Заткнула уши и слушать не хочет. Просидела, как на иголках, один вечер и куда-то скрылась, больше уж и не видал; а сказывали, что целым обозом уехала куда-то за Москву. Именье, однакож, принял и потом, видевши большие во всем запущения, только, знаете, хотел было немного поустроить, не тут-то было: через месяц какой-нибудь получаю от них письмо, умоляют, чтобы прислал тысячу рублей серебром. Что угодно, пишут, могу из именья продать, только, бога ради, не остановить, потому что без этого Митеньку в полк не принимают. Делать нечего; взял и продал лучшую отхожую их пустошь, выслал им тысячу рублей. Думаю, по крайней мере теперь поугомонятся. Ничего не бывало; как начали, сударь мой, почти чрез каждую почту жарить меня: «Бесценный братец, многоуважаемый дядюшка, вышлите денег, соберите оброки или займите где-нибудь». Только в том и письма состоят. Выслал еще раза два; терпение, наконец, лопнуло, написал им предерзкое письмо. «Вероятно, вы, – пишу им, – не умеете считать, что ожидаете оброков, когда они получены мною уже за целый год вперед; а если вы, мои милые, думаете, что в вашей усадьбе или в какой-нибудь из деревень ваших открыты золотые рудники, так вы ошибаетесь.

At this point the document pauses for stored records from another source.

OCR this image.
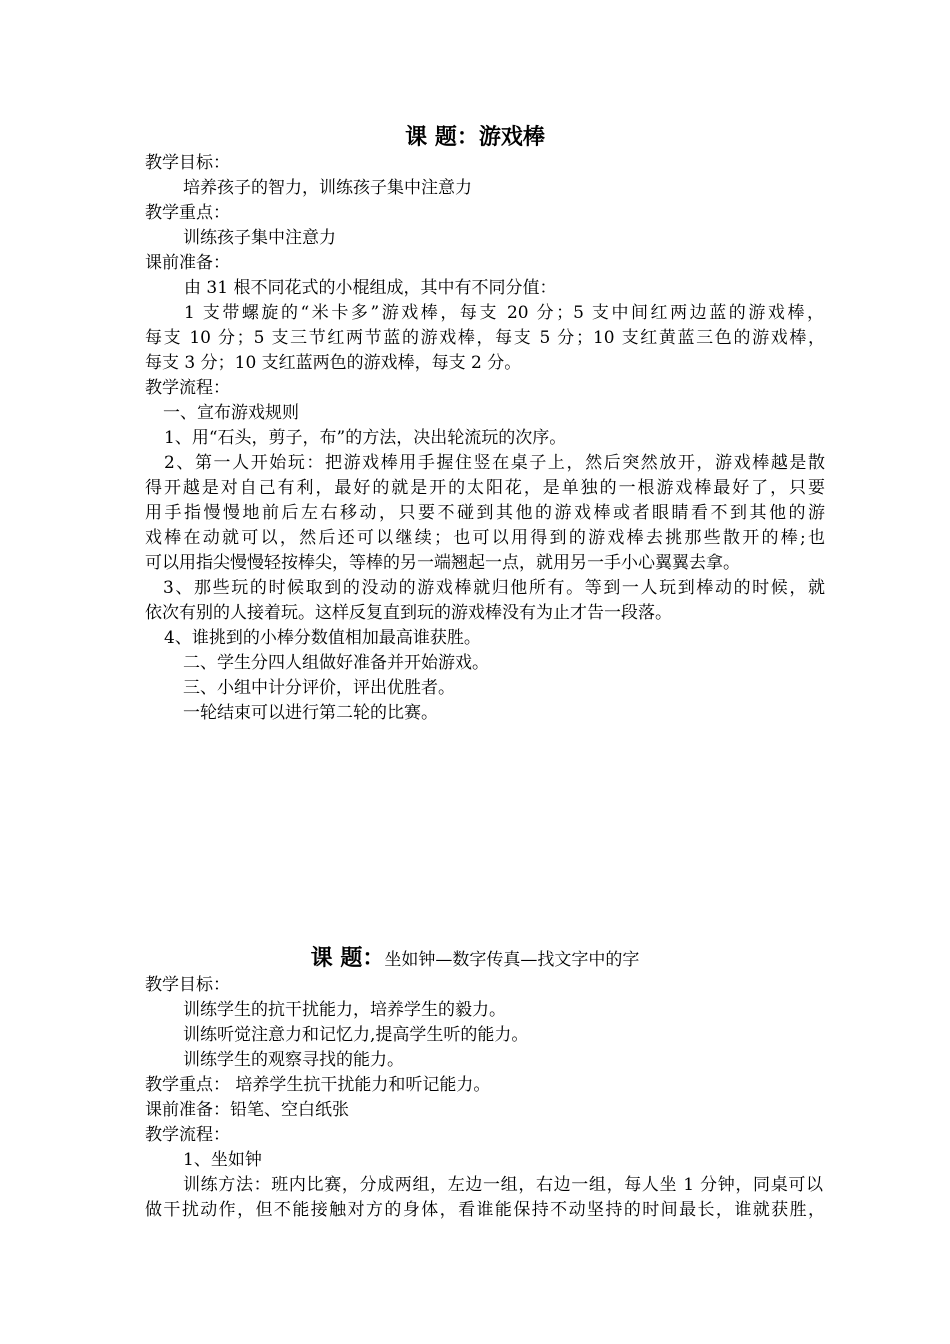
课 题：游戏棒
教学目标：
培养孩子的智力，训练孩子集中注意力
教学重点：
训练孩子集中注意力
课前准备：
由 31 根不同花式的小棍组成，其中有不同分值：
1 支带螺旋的“米卡多”游戏棒，每支 20 分；5 支中间红两边蓝的游戏棒，
每支 10 分；5 支三节红两节蓝的游戏棒，每支 5 分；10 支红黄蓝三色的游戏棒，
每支 3 分；10 支红蓝两色的游戏棒，每支 2 分。
教学流程：
一、宣布游戏规则
1、用“石头，剪子，布”的方法，决出轮流玩的次序。
2、第一人开始玩：把游戏棒用手握住竖在桌子上，然后突然放开，游戏棒越是散
得开越是对自己有利，最好的就是开的太阳花，是单独的一根游戏棒最好了，只要
用手指慢慢地前后左右移动，只要不碰到其他的游戏棒或者眼睛看不到其他的游
戏棒在动就可以，然后还可以继续；也可以用得到的游戏棒去挑那些散开的棒;也
可以用指尖慢慢轻按棒尖，等棒的另一端翘起一点，就用另一手小心翼翼去拿。
3、那些玩的时候取到的没动的游戏棒就归他所有。等到一人玩到棒动的时候，就
依次有别的人接着玩。这样反复直到玩的游戏棒没有为止才告一段落。
4、谁挑到的小棒分数值相加最高谁获胜。
二、学生分四人组做好准备并开始游戏。
三、小组中计分评价，评出优胜者。
一轮结束可以进行第二轮的比赛。
课 题：坐如钟—数字传真—找文字中的字
教学目标：
训练学生的抗干扰能力，培养学生的毅力。
训练听觉注意力和记忆力,提高学生听的能力。
训练学生的观察寻找的能力。
教学重点： 培养学生抗干扰能力和听记能力。
课前准备：铅笔、空白纸张
教学流程：
1、坐如钟
训练方法：班内比赛，分成两组，左边一组，右边一组，每人坐 1 分钟，同桌可以
做干扰动作，但不能接触对方的身体，看谁能保持不动坚持的时间最长，谁就获胜，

Нет у меня про вас больше денег». Осердились. Получаю на это ответ от одного уж племянника, очень вежливый, но холодный. Извиняется, что обеспокоили меня управлением имения, и потому его нынче поручают своему старосте. Ну, думаю, мне же лучше: кума с возу, куму легче. Прошло таким делом года четыре – ни слуху ни духу от моей родненьки; только один раз прогуливаюсь я по нашему базару, вдруг, вижу, идет мне навстречу их ключница, Марья Алексеевна, в своей по обыкновению заячьей китайской шубке, маленькой косынкой повязанная; любимая, знаете, из всех людей покойным братом женщина и в самом деле этакая преданная всему их семейству, скопидомка большая в хозяйстве, неглупая и очень не прочь поговорить и посудить о господах, с кем знает, что можно.
– Марья Алексеевна, – говорю, – мое вам почтенье.
Она подошла ко мне и, как водится, поцеловала меня в плечо.
– Зачем и про что изволили пожаловать к нам в город?